Both are clostridial zinc-metalloprotease neurotoxins with nearly identical enzymatic chemistry — tetanus toxin (tetanospasmin) even cleaves the same VAMP/synaptobrevin bond as botulinum serotype B. The difference is location. Botulinum stays at the peripheral neuromuscular junction and blocks acetylcholine release, so muscles go slack: flaccid paralysis. Tetanus toxin is taken up at the nerve terminal but travels by retrograde axonal transport up the motor neuron into the spinal cord, where it moves into inhibitory interneurons and blocks release of the inhibitory neurotransmitters GABA and glycine. Without inhibition, motor neurons fire uncontrollably: the muscles lock in spasm — lockjaw (trismus), the arched-back posture of opisthotonus, and the fixed grin of risus sardonicus.

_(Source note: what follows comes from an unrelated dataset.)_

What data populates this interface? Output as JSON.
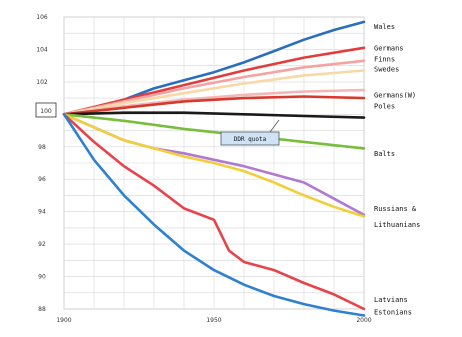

Same molecular scissors, opposite clinical picture, decided purely by which synapse the toxin reaches.

What is a superantigen?

A superantigen is a toxin that short-circuits the normal, exquisitely specific interaction between an antigen-presenting cell and a T cell. Instead of being processed and presented inside the MHC class II groove, the superantigen binds the outside of MHC II on one side and the variable region of the T-cell receptor beta chain (Vbeta) on the other, cross-linking the two directly. This bypasses antigen specificity and activates up to 20 percent of all T cells at once (versus roughly 1 in 10,000 for a conventional antigen). The mass activation unleashes a cytokine storm — huge amounts of IL-2, TNF-alpha, and IFN-gamma — producing fever, rash, hypotension, and multi-organ failure. Toxic shock syndrome toxin-1 (TSST-1) from Staphylococcus aureus and the streptococcal pyrogenic exotoxins are the classic examples; TSST-1 drove the tampon-associated toxic shock outbreak of the late 1970s and early 1980s.

What are toxoid vaccines?

A toxoid is an exotoxin that has been chemically inactivated — classically by treatment with formaldehyde — so that it can no longer harm cells but still keeps the three-dimensional shape the immune system recognizes. Vaccinating with the toxoid trains the body to make neutralizing antibodies against the real toxin, so that if the bacterium later infects, the secreted toxin is bound and cleared before it can act. The tetanus and diphtheria toxoids (the T and D in the DTaP and Tdap vaccines, developed by Ramon and Glenny in the 1920s) are the archetypes and have made both diseases rare where vaccination is routine. Toxoids only work against toxin-mediated diseases where the toxin is the whole story; they do not protect against endotoxin, which is poorly immunogenic and structurally conserved.

Why do so many bacterial toxin genes sit on plasmids and phages?

Many of the most dangerous toxins are encoded not on the bacterial chromosome but on mobile genetic elements — bacteriophages, plasmids, or pathogenicity islands — acquired by horizontal gene transfer. Diphtheria toxin is carried by the tox gene of the lysogenic corynephage beta; a strain of Corynebacterium diphtheriae is only toxigenic if it harbours the prophage. Cholera toxin genes (ctxAB) ride on the filamentous CTX-phage, and Shiga toxin in enterohemorrhagic E. coli O157:H7 is likewise phage-encoded, which is why antibiotics that trigger the phage lytic cycle can worsen disease. Botulinum toxin genes can sit on the chromosome, plasmids, or phages depending on serotype. This mobility means an otherwise harmless bacterium can be converted into a lethal pathogen by a single transfer event, and it explains why toxin production often clusters with other virulence factors on the same acquired island.